CrowdStrike's Adam Meyers, senior vice president of intelligence, also welcomed the JCDC's initiative, in which his company will be a major private sector participant:
“We are excited to be part of JCDC’s new industrial control systems (ICS) initiative to empower security teams with actionable knowledge and insights to detect and deter cyberattacks across their operational technology (OT) networks,” said Adam Meyers, senior vice president of intelligence at CrowdStrike. “The ICS supply chain has become an increasingly fertile ground for exploitation by today’s attackers.
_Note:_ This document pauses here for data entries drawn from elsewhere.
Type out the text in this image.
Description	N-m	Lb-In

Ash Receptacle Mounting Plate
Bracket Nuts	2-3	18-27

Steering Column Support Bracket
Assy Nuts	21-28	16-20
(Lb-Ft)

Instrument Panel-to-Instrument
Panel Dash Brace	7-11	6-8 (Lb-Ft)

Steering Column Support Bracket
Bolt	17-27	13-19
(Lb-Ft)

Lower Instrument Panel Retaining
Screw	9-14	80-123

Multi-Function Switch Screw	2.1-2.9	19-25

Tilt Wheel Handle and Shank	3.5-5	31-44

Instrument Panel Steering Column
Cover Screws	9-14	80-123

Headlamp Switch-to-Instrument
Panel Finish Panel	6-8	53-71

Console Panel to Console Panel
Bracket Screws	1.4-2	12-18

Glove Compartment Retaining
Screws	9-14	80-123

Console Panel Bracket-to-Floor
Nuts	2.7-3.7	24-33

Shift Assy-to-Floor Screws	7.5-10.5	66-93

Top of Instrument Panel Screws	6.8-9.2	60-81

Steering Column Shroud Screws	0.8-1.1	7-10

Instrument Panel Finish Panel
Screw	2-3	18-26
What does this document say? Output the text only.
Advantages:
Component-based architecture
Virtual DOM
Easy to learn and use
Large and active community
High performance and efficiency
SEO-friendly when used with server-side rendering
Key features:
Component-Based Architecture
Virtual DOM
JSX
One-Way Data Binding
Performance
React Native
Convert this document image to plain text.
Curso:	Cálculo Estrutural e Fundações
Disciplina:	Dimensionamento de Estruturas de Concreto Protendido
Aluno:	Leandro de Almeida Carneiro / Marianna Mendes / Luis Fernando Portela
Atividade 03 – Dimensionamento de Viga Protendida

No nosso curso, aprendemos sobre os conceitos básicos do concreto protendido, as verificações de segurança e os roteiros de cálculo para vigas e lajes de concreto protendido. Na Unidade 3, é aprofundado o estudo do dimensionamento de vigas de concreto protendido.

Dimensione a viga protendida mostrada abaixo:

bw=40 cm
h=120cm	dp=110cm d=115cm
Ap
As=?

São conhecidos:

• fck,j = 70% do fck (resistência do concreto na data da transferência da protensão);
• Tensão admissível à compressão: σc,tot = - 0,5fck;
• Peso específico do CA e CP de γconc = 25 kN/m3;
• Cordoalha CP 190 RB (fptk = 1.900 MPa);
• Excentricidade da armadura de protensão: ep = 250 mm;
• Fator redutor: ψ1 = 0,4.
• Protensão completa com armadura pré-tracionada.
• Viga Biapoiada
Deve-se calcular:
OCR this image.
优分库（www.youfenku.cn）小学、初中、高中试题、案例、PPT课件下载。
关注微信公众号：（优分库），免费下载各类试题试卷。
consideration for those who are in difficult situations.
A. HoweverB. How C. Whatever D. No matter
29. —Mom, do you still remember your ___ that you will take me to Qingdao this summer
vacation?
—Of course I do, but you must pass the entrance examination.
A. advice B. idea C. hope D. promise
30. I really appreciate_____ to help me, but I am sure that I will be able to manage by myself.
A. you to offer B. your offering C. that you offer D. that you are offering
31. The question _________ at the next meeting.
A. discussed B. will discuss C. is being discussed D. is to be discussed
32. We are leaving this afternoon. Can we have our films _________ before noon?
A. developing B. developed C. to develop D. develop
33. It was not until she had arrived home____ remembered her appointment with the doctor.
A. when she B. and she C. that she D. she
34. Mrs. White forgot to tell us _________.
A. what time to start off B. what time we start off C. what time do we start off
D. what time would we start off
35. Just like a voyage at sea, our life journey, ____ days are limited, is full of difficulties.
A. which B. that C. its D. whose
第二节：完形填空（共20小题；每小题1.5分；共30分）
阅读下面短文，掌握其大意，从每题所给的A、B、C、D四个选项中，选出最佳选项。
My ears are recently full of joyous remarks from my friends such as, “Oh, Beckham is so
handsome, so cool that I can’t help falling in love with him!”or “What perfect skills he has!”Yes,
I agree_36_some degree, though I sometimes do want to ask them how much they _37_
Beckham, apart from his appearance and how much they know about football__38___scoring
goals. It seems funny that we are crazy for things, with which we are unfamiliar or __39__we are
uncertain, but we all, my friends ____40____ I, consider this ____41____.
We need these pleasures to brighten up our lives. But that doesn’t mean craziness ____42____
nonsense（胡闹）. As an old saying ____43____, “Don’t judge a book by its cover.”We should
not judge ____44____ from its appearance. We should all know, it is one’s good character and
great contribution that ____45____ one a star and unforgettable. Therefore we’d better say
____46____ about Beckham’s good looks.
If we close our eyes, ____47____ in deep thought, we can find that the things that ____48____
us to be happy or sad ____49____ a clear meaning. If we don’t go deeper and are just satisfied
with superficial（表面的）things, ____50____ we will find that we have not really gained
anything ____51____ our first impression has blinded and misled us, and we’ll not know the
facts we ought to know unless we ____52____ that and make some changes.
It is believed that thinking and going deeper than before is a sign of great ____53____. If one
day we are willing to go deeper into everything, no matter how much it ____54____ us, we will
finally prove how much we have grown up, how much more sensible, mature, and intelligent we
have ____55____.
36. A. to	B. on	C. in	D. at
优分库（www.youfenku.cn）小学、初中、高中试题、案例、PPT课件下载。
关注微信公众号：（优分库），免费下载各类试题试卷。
Too often, security teams have limited technologies to adequately detect adversaries in their OT networks and can miss attackers lurking within critical infrastructure systems, posing numerous risks and potentially impacting many. Through this new initiative, CrowdStrike and other partner companies will share critical threat intelligence to help break down silos across the public and private sectors, helping to ultimately secure these essential networks. We applaud CISA for taking the step to help facilitate this new initiative.”